There have been some hard things in my life, as there have been in yours, and I cannot say to you, “I know exactly what you’re going through!” But I can say that I know the One who knows.
If we don’t ever want to suffer, we must be very careful never to love anything or anybody.
We often hear Job called a patient man but if you read the book of Job, you won’t really find a lot of evidence that he was patient. Yet he never doubted that God existed and he said some of the very worst things that could possibly be said about God. And isn’t it interesting that the Spirit of God preserved those things for you and me? God is big enough to take anything that we can dish out to Him.
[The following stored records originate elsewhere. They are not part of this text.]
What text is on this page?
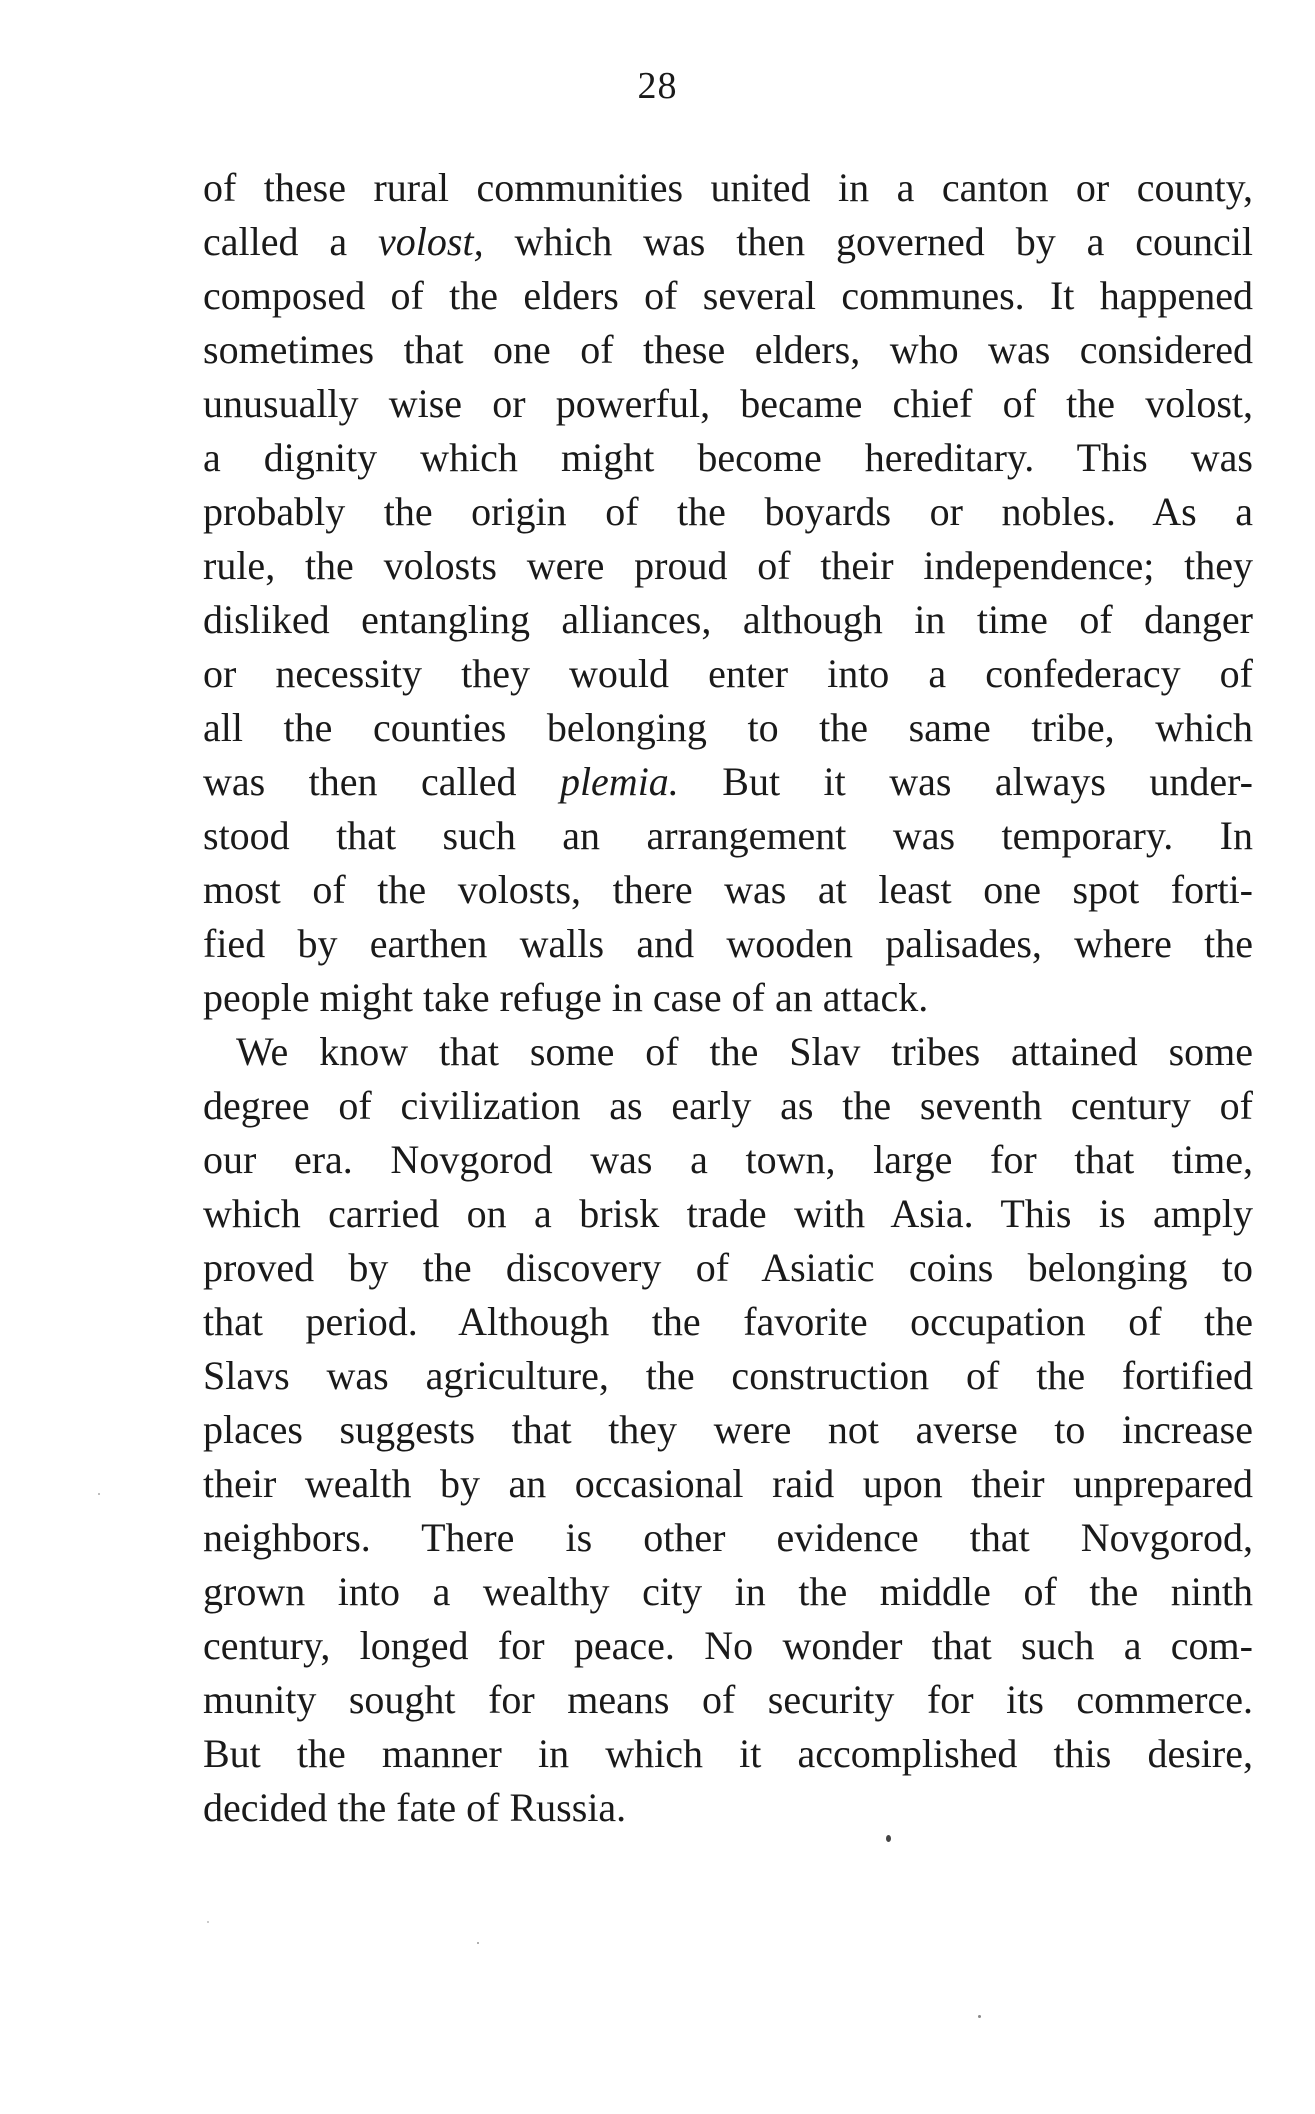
28
of these rural communities united in a canton or county,
called a volost, which was then governed by a council
composed of the elders of several communes. It happened
sometimes that one of these elders, who was considered
unusually wise or powerful, became chief of the volost,
a dignity which might become hereditary. This was
probably the origin of the boyards or nobles. As a
rule, the volosts were proud of their independence; they
disliked entangling alliances, although in time of danger
or necessity they would enter into a confederacy of
all the counties belonging to the same tribe, which
was then called plemia. But it was always under-
stood that such an arrangement was temporary. In
most of the volosts, there was at least one spot forti-
fied by earthen walls and wooden palisades, where the
people might take refuge in case of an attack.
We know that some of the Slav tribes attained some
degree of civilization as early as the seventh century of
our era. Novgorod was a town, large for that time,
which carried on a brisk trade with Asia. This is amply
proved by the discovery of Asiatic coins belonging to
that period. Although the favorite occupation of the
Slavs was agriculture, the construction of the fortified
places suggests that they were not averse to increase
their wealth by an occasional raid upon their unprepared
neighbors. There is other evidence that Novgorod,
grown into a wealthy city in the middle of the ninth
century, longed for peace. No wonder that such a com-
munity sought for means of security for its commerce.
But the manner in which it accomplished this desire,
decided the fate of Russia.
He even saw to it that Job’s howls and complaints were preserved in black and white for our instruction. So never hesitate to say to God what you really think and feel, because remember that God knows what you think before you know and He knows what you’re gong to say before you even think it.
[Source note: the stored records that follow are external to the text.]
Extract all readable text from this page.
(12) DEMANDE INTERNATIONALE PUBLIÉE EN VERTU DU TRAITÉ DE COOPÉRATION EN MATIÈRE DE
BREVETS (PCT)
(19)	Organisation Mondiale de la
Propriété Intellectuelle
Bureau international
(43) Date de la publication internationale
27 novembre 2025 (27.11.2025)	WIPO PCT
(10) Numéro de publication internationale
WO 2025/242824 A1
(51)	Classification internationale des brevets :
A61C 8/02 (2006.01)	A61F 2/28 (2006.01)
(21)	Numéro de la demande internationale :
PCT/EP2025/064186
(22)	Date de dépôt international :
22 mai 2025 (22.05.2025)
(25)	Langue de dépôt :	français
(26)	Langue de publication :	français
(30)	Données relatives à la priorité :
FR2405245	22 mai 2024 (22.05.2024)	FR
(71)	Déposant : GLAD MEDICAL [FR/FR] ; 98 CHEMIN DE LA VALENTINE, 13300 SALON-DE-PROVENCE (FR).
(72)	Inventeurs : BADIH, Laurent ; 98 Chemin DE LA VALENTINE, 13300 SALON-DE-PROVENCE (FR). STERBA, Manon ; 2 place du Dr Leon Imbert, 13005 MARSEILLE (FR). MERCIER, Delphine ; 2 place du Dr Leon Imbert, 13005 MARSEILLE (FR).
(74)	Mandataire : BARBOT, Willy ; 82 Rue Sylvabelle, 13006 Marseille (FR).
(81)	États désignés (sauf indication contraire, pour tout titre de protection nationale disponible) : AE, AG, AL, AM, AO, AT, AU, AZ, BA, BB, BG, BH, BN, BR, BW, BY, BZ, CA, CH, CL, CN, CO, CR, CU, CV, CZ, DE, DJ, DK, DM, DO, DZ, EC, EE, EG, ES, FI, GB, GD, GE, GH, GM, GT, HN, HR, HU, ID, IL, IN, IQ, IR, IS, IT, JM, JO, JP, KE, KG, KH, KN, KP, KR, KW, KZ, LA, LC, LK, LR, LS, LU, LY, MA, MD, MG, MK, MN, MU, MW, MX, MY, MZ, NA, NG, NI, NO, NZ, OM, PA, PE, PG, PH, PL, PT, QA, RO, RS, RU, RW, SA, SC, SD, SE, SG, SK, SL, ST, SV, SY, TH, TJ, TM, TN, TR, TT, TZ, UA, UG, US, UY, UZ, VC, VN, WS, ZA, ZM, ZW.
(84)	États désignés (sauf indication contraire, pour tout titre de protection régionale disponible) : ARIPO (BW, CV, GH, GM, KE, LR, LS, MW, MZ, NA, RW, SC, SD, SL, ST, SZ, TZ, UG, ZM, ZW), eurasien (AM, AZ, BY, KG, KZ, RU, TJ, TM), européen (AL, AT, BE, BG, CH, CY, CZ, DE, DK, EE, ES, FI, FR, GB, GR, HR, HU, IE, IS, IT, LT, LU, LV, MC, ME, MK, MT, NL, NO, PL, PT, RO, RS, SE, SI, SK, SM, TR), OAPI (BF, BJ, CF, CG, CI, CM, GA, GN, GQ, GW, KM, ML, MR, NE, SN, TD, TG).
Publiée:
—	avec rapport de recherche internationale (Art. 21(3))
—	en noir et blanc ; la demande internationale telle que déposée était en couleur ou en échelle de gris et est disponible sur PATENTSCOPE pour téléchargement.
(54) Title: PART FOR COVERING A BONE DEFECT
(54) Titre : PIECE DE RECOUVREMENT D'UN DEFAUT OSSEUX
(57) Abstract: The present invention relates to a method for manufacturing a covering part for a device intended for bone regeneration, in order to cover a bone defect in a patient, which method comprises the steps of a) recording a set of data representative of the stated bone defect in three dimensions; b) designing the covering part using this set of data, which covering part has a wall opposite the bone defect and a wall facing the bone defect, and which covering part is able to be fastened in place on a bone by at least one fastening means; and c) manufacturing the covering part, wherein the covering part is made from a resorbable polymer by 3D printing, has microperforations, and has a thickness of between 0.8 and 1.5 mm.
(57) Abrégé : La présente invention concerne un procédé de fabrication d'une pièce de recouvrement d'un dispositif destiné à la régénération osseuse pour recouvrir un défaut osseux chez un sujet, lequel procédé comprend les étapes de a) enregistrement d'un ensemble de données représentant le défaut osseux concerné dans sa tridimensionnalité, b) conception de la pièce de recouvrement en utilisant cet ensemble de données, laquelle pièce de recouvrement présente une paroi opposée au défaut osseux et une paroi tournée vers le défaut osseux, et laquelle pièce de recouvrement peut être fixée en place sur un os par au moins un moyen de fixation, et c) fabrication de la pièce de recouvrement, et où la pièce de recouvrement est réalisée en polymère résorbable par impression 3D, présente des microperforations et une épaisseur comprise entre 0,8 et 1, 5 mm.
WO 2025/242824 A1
I have never thanked God for the cancer that took my second husband. I have never thanked God specifically that Indians murdered my first husband. I don’t think I need to thank God for either cancer or murder. But I do need to thank God because in the midst of every situation, the world was still in His hands.
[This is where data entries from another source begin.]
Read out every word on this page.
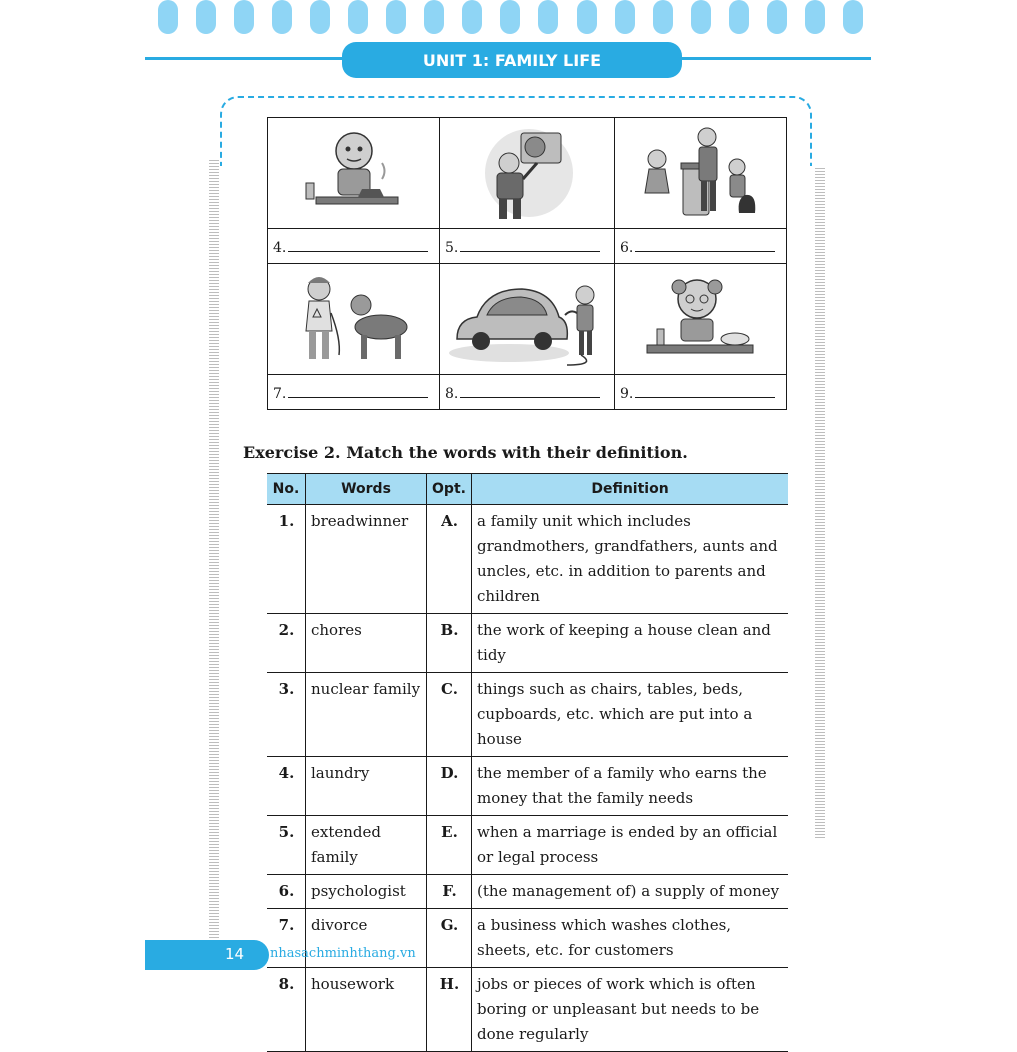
UNIT 1: FAMILY LIFE

4.	5.	6.

7.	8.	9.
Exercise 2. Match the words with their definition.
No.	Words	Opt.	Definition
1.	breadwinner	A.	a family unit which includes grandmothers, grandfathers, aunts and uncles, etc. in addition to parents and children
2.	chores	B.	the work of keeping a house clean and tidy
3.	nuclear family	C.	things such as chairs, tables, beds, cupboards, etc. which are put into a house
4.	laundry	D.	the member of a family who earns the money that the family needs
5.	extended family	E.	when a marriage is ended by an official or legal process
6.	psychologist	F.	(the management of) a supply of money
7.	divorce	G.	a business which washes clothes, sheets, etc. for customers
8.	housework	H.	jobs or pieces of work which is often boring or unpleasant but needs to be done regularly
14 nhasachminhthang.vn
Who are the people who have most profoundly influenced your life? Without a doubt, those who have most profoundly influenced my life have been ones who suffered. It was in that very suffering that God refined the gold, tempered the steel, molded the pot and broke the bread that made the person into something that feeds a multitude, of whom I have been one of the beneficiaries.
I don’t know any simpler formula for peace, for relief from stress and anxiety, than this practical, down-to-earth word of wisdom: Do the next thing! That has gotten me through more agonies than anything else I could recommend.
A principle for handling suffering is that of the cross: Life comes out of death. I bring God my sorrows and He gives me His joy. I bring Him my losses and He gives me His gains. I bring Him my sins, He gives me His righteousness. I bring Him my deaths and He gives me His life. But the only reason God can give me His life is because He gave me His death.
Features of the Book that I Appreciate
Bible centered. Elisabeth cites numerous texts that deal with suffering of God’s people. In addition to her reflections on the book of Job, her citation of these texts ministered to me: Psalms 46 and 91; 2 Corinthians 12:9-10; Isaiah 58:10-11; Hebrews 11; Philippians 1:29, and Revelation 7:16-17. Her commentary on Isaiah 55:22 is especially meaningful: “Cast your burden on the Lord and He shall sustain you.” She wrote, “To my amazement and delight I discovered that the word burden in the Hebrew is the same word as the word for gift. This is a transforming truth for me. If I thank God for this very thing that is killing me, I begin to dimly and faintly see it as a gift.”
Quotes from Other Authors. Throughout the book, Elisabeth intersperses her own reflections with statements from highly respected writers: C. S. Lewis, F. W. H. Meyer, Samuel Rutherford, Richard Baxter, Amy Carmichael, Fanny Crosby, George Mathison, and Corrie Ten Boom among them. In some cases, Elisabeth shares anecdotes about those writers which show their own experience of suffering.
Transparency. Elisabeth discusses the hard questions that roiled around in her mind and tells how the truths that comforted her were learned the hard way. You don’t get the impression that she’s offering cursory, unenlightened counsel.
After reading this book, Joni Eareckson Tada said, “Although our friend (Elisabeth) is now in heaven, we have a collection of fresh, insightful words from her that nourish us. This book is a wonderful portfolio of her ponderings on suffering, and as you peruse each page, imagine Elisabeth looking over your shoulder from the grandstands of heaven, encouraging you to embrace the Lord Jesus in your afflictions.”